Ellison le pidió que se levantara y él se acercó para mirar un retrato de Ellison con su difunta esposa, Anette, y sus dos hijas.

—La tomaron en nuestra gala benéfica hace doce años.

—Tu esposa era una mujer muy hermosa.

Y muy rica, pensó Matteo. Gran parte de la fortuna de Ellison había llegado de la familia de ella y él se preguntó hasta dónde habría llegado la carrera política de Ellison sin los millones de Anette.

—Anette sabía guardar las apariencias —comentó Ellison—. Aquel día, antes de que sacaran la foto, habíamos tenido una pelea tremenda. Ella se había enterado de que me acostaba con mi secretaria, pero nadie lo diría por la foto.

—Es verdad —Matteo miró la cara sonriente de Anette, quien estaba al lado de su esposo—. Nadie lo diría.

La revelación de Ellison no le había sorprendido, le había molestado. Miró a las hijas de Ellison. Las dos eran impecables.
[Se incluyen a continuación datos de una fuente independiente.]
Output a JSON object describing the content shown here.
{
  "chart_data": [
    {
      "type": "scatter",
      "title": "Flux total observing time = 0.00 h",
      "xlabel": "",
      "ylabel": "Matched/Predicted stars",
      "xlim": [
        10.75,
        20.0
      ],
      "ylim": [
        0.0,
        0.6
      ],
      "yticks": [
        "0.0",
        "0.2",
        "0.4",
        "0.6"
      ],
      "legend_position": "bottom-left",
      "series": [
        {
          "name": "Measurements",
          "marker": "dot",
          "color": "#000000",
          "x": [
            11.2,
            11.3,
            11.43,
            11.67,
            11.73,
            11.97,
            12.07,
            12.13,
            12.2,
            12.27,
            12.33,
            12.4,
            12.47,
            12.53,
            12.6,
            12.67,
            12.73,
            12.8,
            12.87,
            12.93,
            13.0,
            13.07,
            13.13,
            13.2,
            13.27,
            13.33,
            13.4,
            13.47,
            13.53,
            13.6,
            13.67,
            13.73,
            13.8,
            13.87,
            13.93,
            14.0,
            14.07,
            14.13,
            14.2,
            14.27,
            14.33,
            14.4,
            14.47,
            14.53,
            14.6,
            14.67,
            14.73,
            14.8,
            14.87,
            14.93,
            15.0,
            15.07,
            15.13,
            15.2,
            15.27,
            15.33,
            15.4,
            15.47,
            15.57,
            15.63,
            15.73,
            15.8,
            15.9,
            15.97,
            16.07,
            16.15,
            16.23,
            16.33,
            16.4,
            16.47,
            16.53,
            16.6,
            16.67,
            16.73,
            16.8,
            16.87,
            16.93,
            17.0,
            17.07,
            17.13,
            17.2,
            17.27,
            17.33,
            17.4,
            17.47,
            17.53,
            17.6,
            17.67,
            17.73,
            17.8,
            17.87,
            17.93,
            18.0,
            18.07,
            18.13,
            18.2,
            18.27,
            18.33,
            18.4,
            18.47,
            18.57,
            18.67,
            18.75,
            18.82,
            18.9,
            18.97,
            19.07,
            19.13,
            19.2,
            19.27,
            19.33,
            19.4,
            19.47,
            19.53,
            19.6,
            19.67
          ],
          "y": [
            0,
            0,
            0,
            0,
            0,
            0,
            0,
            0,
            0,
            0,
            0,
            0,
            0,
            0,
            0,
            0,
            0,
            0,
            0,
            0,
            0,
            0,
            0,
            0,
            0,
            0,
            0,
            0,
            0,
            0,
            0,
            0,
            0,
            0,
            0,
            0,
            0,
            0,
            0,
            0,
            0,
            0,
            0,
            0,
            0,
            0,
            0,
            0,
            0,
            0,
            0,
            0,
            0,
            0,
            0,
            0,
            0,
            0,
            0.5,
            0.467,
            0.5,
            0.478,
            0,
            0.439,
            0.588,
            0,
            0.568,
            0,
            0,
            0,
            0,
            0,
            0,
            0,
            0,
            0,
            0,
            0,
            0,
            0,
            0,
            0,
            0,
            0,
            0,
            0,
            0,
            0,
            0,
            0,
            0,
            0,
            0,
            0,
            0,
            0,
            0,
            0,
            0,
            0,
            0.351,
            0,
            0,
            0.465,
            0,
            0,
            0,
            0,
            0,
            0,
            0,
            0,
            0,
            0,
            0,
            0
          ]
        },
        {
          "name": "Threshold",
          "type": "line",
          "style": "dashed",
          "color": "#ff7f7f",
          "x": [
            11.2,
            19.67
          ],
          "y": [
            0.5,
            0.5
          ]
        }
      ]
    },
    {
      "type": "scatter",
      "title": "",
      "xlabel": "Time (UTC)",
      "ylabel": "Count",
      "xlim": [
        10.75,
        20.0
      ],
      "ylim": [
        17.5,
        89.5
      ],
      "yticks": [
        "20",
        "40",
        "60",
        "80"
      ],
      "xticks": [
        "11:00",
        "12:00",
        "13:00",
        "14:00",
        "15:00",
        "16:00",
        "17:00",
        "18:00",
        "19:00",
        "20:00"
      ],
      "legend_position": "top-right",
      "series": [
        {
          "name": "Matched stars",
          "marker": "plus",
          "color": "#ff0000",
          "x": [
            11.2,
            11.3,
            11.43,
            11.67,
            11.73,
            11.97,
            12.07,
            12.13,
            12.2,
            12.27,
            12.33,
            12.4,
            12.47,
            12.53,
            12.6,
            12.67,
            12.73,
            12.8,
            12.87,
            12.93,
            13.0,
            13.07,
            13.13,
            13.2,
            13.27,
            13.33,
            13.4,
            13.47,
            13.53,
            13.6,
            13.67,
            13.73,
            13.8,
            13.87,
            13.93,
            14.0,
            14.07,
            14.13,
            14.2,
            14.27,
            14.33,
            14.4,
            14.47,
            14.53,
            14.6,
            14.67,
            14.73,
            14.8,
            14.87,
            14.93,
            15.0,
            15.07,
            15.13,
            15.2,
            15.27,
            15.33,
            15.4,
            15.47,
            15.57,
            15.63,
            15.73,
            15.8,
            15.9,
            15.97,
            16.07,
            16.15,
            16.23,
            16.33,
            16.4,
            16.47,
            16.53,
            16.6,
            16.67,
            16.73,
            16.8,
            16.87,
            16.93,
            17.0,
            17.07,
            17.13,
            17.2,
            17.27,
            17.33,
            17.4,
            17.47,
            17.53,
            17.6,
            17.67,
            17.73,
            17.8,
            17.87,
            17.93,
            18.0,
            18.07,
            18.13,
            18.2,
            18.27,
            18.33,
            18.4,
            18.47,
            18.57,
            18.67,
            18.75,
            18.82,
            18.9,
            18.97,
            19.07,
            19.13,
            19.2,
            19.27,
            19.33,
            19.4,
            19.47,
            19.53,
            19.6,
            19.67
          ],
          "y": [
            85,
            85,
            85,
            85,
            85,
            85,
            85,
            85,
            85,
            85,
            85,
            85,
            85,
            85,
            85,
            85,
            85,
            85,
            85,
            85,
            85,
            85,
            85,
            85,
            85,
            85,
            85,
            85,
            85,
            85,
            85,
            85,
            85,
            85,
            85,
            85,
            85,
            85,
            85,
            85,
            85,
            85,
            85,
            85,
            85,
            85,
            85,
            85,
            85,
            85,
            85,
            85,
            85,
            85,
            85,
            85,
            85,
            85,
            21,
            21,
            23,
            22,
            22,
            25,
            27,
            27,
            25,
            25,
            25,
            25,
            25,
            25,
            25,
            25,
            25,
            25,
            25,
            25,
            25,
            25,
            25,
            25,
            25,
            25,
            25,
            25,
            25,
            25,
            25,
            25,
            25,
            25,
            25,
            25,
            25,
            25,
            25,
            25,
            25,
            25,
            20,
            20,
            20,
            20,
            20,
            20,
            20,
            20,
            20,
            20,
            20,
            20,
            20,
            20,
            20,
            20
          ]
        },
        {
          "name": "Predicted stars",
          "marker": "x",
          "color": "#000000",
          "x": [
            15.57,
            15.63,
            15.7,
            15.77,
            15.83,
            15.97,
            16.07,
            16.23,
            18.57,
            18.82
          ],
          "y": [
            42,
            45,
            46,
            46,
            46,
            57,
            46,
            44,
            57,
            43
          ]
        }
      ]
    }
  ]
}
Una llevaba un vestido gris y la otra uno beige y, además, ambas llevaban las perlas de rigor. Una llevaba un el pelo perfectamente recogido en un moño alto y la otra… Matteo sonrió levemente mientras miraba con más detenimiento a la hija menor de Ellison. El pelo oscuro y ondulado se rebelaba a pesar de la cinta de terciopelo y su mirada reflejaba rabia. Tenía una sonrisa forzada y parecía como si la mano que tenía su padre sobre uno de sus hombros no fuese una muestra de orgullo, sino un intento de mantenerla en su sitio.

—Esa es Abby.

El suspiro que había dejado escapar Ellison al decir su nombre le había indicado que Abby le amargaba la existencia.

—Mira esta —Ellison pasó a la siguiente foto—. Tuvo que ser… —Ellison rememoró—. Creo que Abby tenía unos cinco años, hace unos veinte años.

Matteo se dio cuenta de que Abby tenía los ojos rojos. En realidad, eran de un verde resplandeciente, pero, evidentemente, había estado llorando.

—No conseguimos que se pusiera un vestido para la foto hasta que le regalamos un coche de juguete. Ya entonces estaba obsesionada con los coches.